De la twittocratie
Sur Twitter, Donald Trump répond à Kim Jong-un, fustige les journalistes, éructe ou fanfaronne. C’est là aussi qu’à trois heures du matin Emmanuel Macron, chef des armées, a récemment fait part de l’intervention en Syrie à laquelle la France participait. Sur ce réseau s’expriment présidents, ministres, députés, au coude à coude avec des journalistes, chanteurs, écrivains ou acteurs, sans oublier quelques dizaines de millions d’anonymes. Il y a douze ans seulement, rien n’existait. Ouvert en juillet 2006, Twitter totalise actuellement plus de 300 millions de comptes. 500 millions de tweets s’échangent chaque jour en 40 langues. Je n’ai pas l’intention, on s’en doute, d’aborder ses multiples fonctions. Mais seulement de poser cette question : qu’est-ce que Twitter fait au pouvoir politique ? Qu’est-ce change son usage aux relations entre hommes d’Etat et citoyens ?
Une impression de relation immédiate et directe s’instaure d’abord. Chacun a le président dans sa poche. Le Prince n’est plus lointain, inaccessible et sacré. Il parle à tous, souvent, quand ça lui chante, en termes familiers et profanes. Le philosophe Hegel, dont on oublie trop souvent qu’il fut un temps directeur de La gazette de Bamberg, considérait la lecture du journal comme « la prière de l’homme moderne ». Cette activité quotidienne était donc encore teintée de quelque dimension sacrée. Ce n’est vraiment plus le cas. Avec Twitter, n’importe qui peut se dire : « Qu’est-ce que me dit, à cette heure-ci, ce chef d’Etat ? … Comme c’est stupide ! Et ce député ? Ah ! Pire encore ! » Dans l’accès de tous à une parole étatique instantanée et banalisée, toute charge de solennité se volatilise.
D’autant plus que les tweets des hommes politiques – qu’ils soient au pouvoir ou dans l’opposition – pataugent au milieu de ceux des stars du showbiz, du cinéma et du web. Ils traînent parmi les gens du coin de la rue ou de l’autre bout du monde. Les chiffres de mars 2018 indiquent, dans les 5 comptes les plus suivis au monde, que Barack Obama arrive en 3e position (100,7 millions de followers) entre… Justin Bieber et Rihanna. Pareille promiscuité a l’air démocratique : la parole politique n’est plus séparée de la vie quotidienne. Elle se mêle aux distractions, aux musiques, aux séries télévisées. Mais le prix à payer n’est-il pas, tout bonnement, la perte totale de spécificité des messages des dirigeants ?
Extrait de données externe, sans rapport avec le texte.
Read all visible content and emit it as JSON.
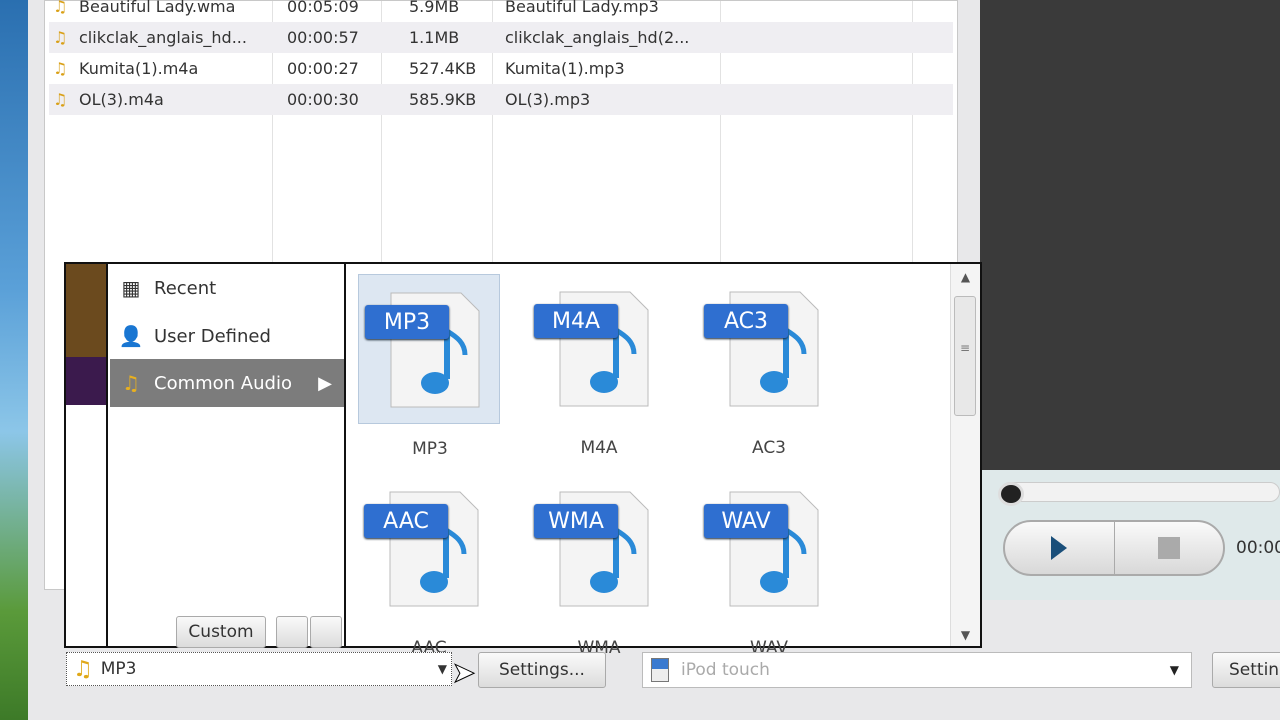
{
  "file_list": {
    "rows": [
      {
        "name": "Beautiful Lady.wma",
        "duration": "00:05:09",
        "size": "5.9MB",
        "output": "Beautiful Lady.mp3"
      },
      {
        "name": "clikclak_anglais_hd...",
        "duration": "00:00:57",
        "size": "1.1MB",
        "output": "clikclak_anglais_hd(2..."
      },
      {
        "name": "Kumita(1).m4a",
        "duration": "00:00:27",
        "size": "527.4KB",
        "output": "Kumita(1).mp3"
      },
      {
        "name": "OL(3).m4a",
        "duration": "00:00:30",
        "size": "585.9KB",
        "output": "OL(3).mp3"
      }
    ]
  },
  "format_popup": {
    "categories": [
      {
        "label": "Recent",
        "icon": "calendar-icon"
      },
      {
        "label": "User Defined",
        "icon": "user-icon"
      },
      {
        "label": "Common Audio",
        "icon": "music-note-icon",
        "selected": true
      }
    ],
    "custom_label": "Custom",
    "formats": [
      {
        "badge": "MP3",
        "label": "MP3",
        "selected": true
      },
      {
        "badge": "M4A",
        "label": "M4A"
      },
      {
        "badge": "AC3",
        "label": "AC3"
      },
      {
        "badge": "AAC",
        "label": "AAC"
      },
      {
        "badge": "WMA",
        "label": "WMA"
      },
      {
        "badge": "WAV",
        "label": "WAV"
      }
    ],
    "strip_colors": {
      "brown": "#6b4a1e",
      "purple": "#3b1a4d"
    }
  },
  "player": {
    "time": "00:00"
  },
  "bottom_bar": {
    "profile_value": "MP3",
    "settings_label": "Settings...",
    "device_placeholder": "iPod touch",
    "settings2_label": "Settin"
  },
  "accent": "#2f6fd0"
}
Fluidité, évanescence, impact éphémère ne sont pourtant pas des attributs habituels de la parole politique, du moins en principe. Celle-ci aspire généralement à s’inscrire dans le temps long, à demeurer durablement visible et efficace. Ce n’est pas une question de concision, mais bien de permanence. En Inde, au IIe siècle de notre ère, Asoka – empereur-philosophe qu’on pourrait comparer à Marc-Aurèle, mutatis mutandis – a inventé en quelque sorte le proto-tweet. Il a rédigé de courts messages de tolérance, des maximes juridiques et morales à l’usage de tous. Les textes étaient gravés en plusieurs langues sur des piliers, répartis sur un territoire plus vaste que celui de l’Union indienne actuelle. La différence est que 2 000 ans plus tard, ou presque, nous possédons toujours ces textes. Deux heures après un tweet, personne, normalement, ne se souvient plus de rien.
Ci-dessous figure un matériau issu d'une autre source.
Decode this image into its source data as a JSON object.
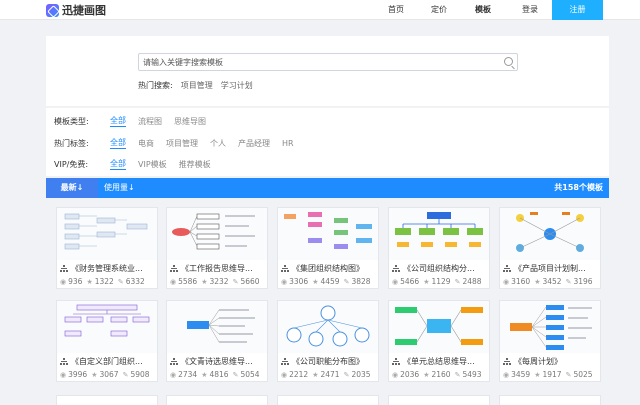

Il n’y a aucune raison de se lamenter, au nom de l’ancien monde, des inconvénients supposés du nouveau. Mais il convient de prendre conscience de la profondeur des mutations en cours. En s’immergeant dans les flux, la parole politique change radicalement de registre et de nature. Qu’elle le veuille ou non, elle se place, de fait, sur le même plan que les rumeurs, invectives et provocations que charrient ce réseau et tous les autres.
En regardant de plus près, on verra que ce sont les relations de la politique au temps, à l’espace, à la vérité qui se trouvent affectées. Les rapports du citoyen et de l’Etat le sont également. L’idée même de « pouvoir », que symbolise le suffixe «-cratie », est en voie de métamorphose. Kratô, en grec ancien, signifie « dominer ». En démocratie, règnent le peuple et ceux qui le représentent. En twittocratie, personne ne domine. Sauf les chiffres, et l’anonymat du réseau. Ce n’est pas un pouvoir politique : il n’a ni structure institutionnelle ni légitimité juridique. Pourtant, il possède des effets politiques puissants. Voilà où nous en sommes, à peu près. Il reste beaucoup à comprendre. Du moins si nous voulons ne pas twitter idiots.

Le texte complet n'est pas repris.